Inisiatif ini memiliki rencana dasar pada studi teknik ekstensif yang dilakukan oleh konsultan Frazer-Nash dan ditugaskan oleh pemerintah Inggris tahun lalu.
"Studi ini menyimpulkan bahwa ini layak secara teknis dan tidak memerlukan terobosan dalam hukum fisika, material baru, atau teknologi komponen," kata Soltau, dilansir Space pada Sabtu (14/5/2022).
Inisiatif ini telah menetapkan rencana pengembangan 12 tahun, di mana pembangkit listrik dirakit oleh robot di orbit, memancarkan daya gigawatt dari luar angkasa ke Bumi pada awal 2035. Inisiatif ini mengeksplorasi konsep modular yang disebut CASSIOPeiA (Constant Aperture, Solid-State, Integrated, Orbital Phased Array), yang dikembangkan oleh perusahaan teknik Inggris International Electric Company.
Sifat modular dari pembangkit listrik yang mengorbit berarti dapat diperluas setelah fase demonstrasi. Ini akan menjadi sesuatu yang sangat besar bahkan hingga beberapa mil luasnya dan membutuhkan 300 peluncuran roket seukuran SpaceX Starship untuk dikirim ke orbit, kata Soltau.
Pembangkit listrik ini akan mengorbit 22.000 mil di atas planet Bumi atau 36.000 kilometer dengan pemandangan matahari dan Bumi yang konstan.
"Fungsi utama dari satelit adalah mengumpulkan energi matahari yang besar melalui cermin ringan dan optik berkonsentrasi ke sel fotovoltaik, seperti yang kita lakukan di Bumi," kata Soltau.
"Mereka menghasilkan listrik arus searah, yang kemudian diubah menjadi gelombang mikro melalui penguat daya frekuensi radio solid state dan ditransmisikan dalam pancaran gelombang mikro yang koheren ke Bumi," lanjutnya.
Namun, CASSIOPeiA akan menghasilkan lebih banyak listrik daripada pembangkit listrik tenaga surya terestrial dengan ukuran yang sama. Dibandingkan dengan panel surya yang ditempatkan di Bumi tepatnya di Inggris, panel surya identik di luar angkasa akan memanen energi 13 kali lebih banyak.
Selain itu, pembangkit listrik tenaga surya berbasis ruang angkasa tidak akan mengalami masalah intermiten, yang mengganggu sebagian besar pembangkit listrik terbarukan di Bumi. Sebab, Matahari tidak selalu bersinar di planet Bumi dan angin tidak bertiup secara konsisten. Itu berarti generator listrik alternatif atau penyimpanan baterai harus tersedia untuk mencegah pemadaman listrik dalam cuaca yang tidak menguntungkan.
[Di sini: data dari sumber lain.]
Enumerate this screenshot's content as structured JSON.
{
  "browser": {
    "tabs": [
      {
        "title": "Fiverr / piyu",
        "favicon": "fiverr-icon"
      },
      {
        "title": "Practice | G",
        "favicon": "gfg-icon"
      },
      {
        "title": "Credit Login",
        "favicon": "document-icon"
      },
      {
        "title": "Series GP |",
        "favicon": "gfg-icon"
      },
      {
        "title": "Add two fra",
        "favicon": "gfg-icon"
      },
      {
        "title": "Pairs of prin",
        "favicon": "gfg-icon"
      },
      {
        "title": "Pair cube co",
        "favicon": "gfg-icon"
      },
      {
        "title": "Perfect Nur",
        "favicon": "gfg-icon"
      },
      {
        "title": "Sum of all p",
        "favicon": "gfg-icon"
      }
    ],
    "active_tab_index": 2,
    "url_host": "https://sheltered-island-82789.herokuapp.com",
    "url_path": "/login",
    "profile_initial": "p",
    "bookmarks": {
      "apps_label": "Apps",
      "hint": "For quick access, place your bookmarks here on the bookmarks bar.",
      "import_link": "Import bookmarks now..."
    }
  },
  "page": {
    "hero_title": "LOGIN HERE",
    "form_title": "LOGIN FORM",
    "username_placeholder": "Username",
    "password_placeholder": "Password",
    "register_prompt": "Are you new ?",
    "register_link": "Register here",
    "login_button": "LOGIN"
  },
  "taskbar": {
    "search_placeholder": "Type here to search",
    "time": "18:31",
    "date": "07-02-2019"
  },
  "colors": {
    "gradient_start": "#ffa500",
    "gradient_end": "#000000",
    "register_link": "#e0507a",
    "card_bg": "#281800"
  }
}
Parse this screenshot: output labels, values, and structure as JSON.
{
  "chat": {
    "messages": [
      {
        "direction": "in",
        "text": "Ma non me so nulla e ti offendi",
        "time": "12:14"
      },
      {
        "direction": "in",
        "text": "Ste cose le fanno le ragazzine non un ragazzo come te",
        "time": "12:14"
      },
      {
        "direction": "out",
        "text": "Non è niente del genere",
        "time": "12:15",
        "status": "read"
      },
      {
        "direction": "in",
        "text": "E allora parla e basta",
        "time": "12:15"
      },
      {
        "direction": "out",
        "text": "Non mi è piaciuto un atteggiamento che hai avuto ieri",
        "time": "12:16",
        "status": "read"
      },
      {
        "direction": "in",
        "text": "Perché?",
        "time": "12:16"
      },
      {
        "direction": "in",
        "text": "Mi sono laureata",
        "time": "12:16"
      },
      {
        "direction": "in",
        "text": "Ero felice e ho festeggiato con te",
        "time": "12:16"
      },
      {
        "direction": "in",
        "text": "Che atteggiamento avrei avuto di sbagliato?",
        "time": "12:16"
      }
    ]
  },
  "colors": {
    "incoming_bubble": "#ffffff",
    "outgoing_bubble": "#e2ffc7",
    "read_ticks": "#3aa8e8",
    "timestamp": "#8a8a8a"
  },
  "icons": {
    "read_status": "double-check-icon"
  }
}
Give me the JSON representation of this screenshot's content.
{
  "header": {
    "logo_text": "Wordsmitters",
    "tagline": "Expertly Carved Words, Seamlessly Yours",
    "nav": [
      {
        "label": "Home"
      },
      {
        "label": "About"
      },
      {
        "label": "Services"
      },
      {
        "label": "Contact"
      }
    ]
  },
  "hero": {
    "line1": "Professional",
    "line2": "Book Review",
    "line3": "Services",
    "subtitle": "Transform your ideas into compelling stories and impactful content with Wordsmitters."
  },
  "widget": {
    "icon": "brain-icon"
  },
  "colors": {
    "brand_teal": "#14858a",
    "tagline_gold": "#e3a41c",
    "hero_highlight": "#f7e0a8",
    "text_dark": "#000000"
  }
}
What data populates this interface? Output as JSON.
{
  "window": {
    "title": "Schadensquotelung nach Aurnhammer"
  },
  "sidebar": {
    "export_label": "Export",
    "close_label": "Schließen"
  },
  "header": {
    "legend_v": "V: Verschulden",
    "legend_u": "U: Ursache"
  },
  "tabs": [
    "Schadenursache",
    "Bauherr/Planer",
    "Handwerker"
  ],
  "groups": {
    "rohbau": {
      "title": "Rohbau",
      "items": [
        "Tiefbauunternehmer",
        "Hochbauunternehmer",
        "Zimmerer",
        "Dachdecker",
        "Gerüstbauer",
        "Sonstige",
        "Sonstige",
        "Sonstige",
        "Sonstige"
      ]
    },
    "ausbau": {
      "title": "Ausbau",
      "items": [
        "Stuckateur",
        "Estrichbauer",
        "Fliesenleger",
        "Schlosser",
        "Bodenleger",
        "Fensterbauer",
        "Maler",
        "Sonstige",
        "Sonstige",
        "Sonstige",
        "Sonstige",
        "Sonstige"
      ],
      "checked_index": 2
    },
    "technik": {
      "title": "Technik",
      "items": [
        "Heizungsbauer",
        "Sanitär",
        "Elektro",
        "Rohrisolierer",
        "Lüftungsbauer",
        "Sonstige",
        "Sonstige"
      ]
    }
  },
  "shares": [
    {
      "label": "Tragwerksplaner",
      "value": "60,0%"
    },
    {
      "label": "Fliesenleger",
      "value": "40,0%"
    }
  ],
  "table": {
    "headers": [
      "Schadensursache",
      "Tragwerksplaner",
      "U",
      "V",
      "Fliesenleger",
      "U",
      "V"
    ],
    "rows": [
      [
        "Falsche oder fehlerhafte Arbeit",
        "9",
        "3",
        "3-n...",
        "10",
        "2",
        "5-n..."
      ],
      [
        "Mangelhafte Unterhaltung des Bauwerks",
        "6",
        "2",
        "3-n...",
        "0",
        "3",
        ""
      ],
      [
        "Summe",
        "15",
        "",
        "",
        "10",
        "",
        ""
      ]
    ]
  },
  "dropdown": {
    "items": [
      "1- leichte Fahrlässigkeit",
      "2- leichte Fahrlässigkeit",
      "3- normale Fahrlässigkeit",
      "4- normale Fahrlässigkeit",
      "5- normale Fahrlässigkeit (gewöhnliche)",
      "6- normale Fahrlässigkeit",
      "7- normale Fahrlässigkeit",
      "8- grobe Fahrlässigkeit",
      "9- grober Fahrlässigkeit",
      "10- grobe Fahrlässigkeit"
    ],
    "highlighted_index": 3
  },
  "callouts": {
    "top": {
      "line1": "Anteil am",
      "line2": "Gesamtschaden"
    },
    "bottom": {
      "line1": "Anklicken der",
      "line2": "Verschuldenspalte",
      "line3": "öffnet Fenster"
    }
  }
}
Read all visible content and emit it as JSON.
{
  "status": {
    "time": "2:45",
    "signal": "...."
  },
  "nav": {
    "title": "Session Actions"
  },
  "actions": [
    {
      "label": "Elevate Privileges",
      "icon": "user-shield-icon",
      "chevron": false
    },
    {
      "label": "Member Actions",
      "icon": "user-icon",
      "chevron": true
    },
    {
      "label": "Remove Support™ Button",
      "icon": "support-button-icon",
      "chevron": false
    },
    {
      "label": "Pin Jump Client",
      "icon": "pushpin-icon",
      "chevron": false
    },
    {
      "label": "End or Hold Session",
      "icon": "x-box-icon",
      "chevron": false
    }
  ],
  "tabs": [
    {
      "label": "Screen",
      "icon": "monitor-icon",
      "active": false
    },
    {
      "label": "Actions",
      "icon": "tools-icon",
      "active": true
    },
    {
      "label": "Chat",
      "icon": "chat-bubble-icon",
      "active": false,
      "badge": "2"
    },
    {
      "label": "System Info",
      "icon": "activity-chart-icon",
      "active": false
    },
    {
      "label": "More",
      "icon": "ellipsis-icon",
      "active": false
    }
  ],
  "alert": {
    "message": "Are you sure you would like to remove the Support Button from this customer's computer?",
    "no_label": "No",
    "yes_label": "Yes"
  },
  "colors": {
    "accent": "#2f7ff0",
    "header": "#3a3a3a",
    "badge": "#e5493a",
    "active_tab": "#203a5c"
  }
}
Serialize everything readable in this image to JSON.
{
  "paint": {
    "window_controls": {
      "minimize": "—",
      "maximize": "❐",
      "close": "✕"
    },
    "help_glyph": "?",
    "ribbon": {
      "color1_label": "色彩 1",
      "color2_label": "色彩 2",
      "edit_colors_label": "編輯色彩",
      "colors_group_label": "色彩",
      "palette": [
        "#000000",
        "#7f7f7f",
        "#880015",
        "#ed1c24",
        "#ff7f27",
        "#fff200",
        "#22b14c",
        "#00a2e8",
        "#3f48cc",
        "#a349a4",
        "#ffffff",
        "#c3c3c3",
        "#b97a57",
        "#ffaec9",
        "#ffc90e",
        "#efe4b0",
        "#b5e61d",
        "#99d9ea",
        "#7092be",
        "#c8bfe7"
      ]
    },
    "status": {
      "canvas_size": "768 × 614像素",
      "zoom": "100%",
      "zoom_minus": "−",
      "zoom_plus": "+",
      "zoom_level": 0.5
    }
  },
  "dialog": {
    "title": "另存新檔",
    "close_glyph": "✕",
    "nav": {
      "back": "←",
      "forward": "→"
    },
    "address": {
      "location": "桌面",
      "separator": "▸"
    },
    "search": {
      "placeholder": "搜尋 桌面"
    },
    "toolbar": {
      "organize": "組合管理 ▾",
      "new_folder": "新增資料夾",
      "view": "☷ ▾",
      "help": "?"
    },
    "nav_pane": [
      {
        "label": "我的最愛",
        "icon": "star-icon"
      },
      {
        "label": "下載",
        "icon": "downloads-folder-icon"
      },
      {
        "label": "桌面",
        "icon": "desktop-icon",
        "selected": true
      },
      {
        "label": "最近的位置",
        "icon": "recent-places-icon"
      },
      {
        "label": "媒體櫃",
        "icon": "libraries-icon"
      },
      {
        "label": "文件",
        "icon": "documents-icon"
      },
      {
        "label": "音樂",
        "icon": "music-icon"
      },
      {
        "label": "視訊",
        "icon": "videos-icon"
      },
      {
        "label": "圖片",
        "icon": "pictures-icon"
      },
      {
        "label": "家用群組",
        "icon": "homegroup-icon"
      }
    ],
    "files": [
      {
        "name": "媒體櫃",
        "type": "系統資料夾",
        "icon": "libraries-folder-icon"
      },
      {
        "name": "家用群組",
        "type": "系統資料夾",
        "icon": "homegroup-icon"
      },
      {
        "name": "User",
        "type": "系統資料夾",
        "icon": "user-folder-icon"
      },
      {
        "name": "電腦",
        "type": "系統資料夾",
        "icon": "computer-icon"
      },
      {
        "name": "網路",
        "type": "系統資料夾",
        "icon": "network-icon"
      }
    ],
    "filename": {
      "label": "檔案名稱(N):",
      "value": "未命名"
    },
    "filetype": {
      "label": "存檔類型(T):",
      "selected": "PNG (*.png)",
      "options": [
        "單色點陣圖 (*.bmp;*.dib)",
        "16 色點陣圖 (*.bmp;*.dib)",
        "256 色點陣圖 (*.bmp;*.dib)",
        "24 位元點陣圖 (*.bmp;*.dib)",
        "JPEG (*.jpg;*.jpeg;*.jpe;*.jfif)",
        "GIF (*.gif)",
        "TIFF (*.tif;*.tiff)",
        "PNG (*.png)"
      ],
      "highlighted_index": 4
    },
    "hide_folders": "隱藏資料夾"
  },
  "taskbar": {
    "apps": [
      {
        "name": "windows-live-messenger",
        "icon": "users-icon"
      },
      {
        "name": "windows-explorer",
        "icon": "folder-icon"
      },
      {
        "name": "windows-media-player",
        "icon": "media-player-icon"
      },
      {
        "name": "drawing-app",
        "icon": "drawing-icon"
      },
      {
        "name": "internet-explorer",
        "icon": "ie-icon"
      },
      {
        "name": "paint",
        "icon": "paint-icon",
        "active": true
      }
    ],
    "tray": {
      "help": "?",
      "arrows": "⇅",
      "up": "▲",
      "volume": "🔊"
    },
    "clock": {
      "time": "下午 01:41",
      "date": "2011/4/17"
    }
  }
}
Ruang, di sisi lain, akan memberikan output daya yang konsisten. Teknologi yang akan membuat sistem kelistrikan bekerja hanya berdasarkan energi terbarukan berbasis bumi belum ada.
"Teknologi penyimpanan energi belum ada dengan harga dan skala yang tepat. Kami membutuhkan teknologi lain, karena kami tidak memiliki rencana yang bertambah. Net-zero akan sangat sulit dan tenaga surya berbasis ruang angkasa dapat memberikan opsi yang menarik," ujar Soltau.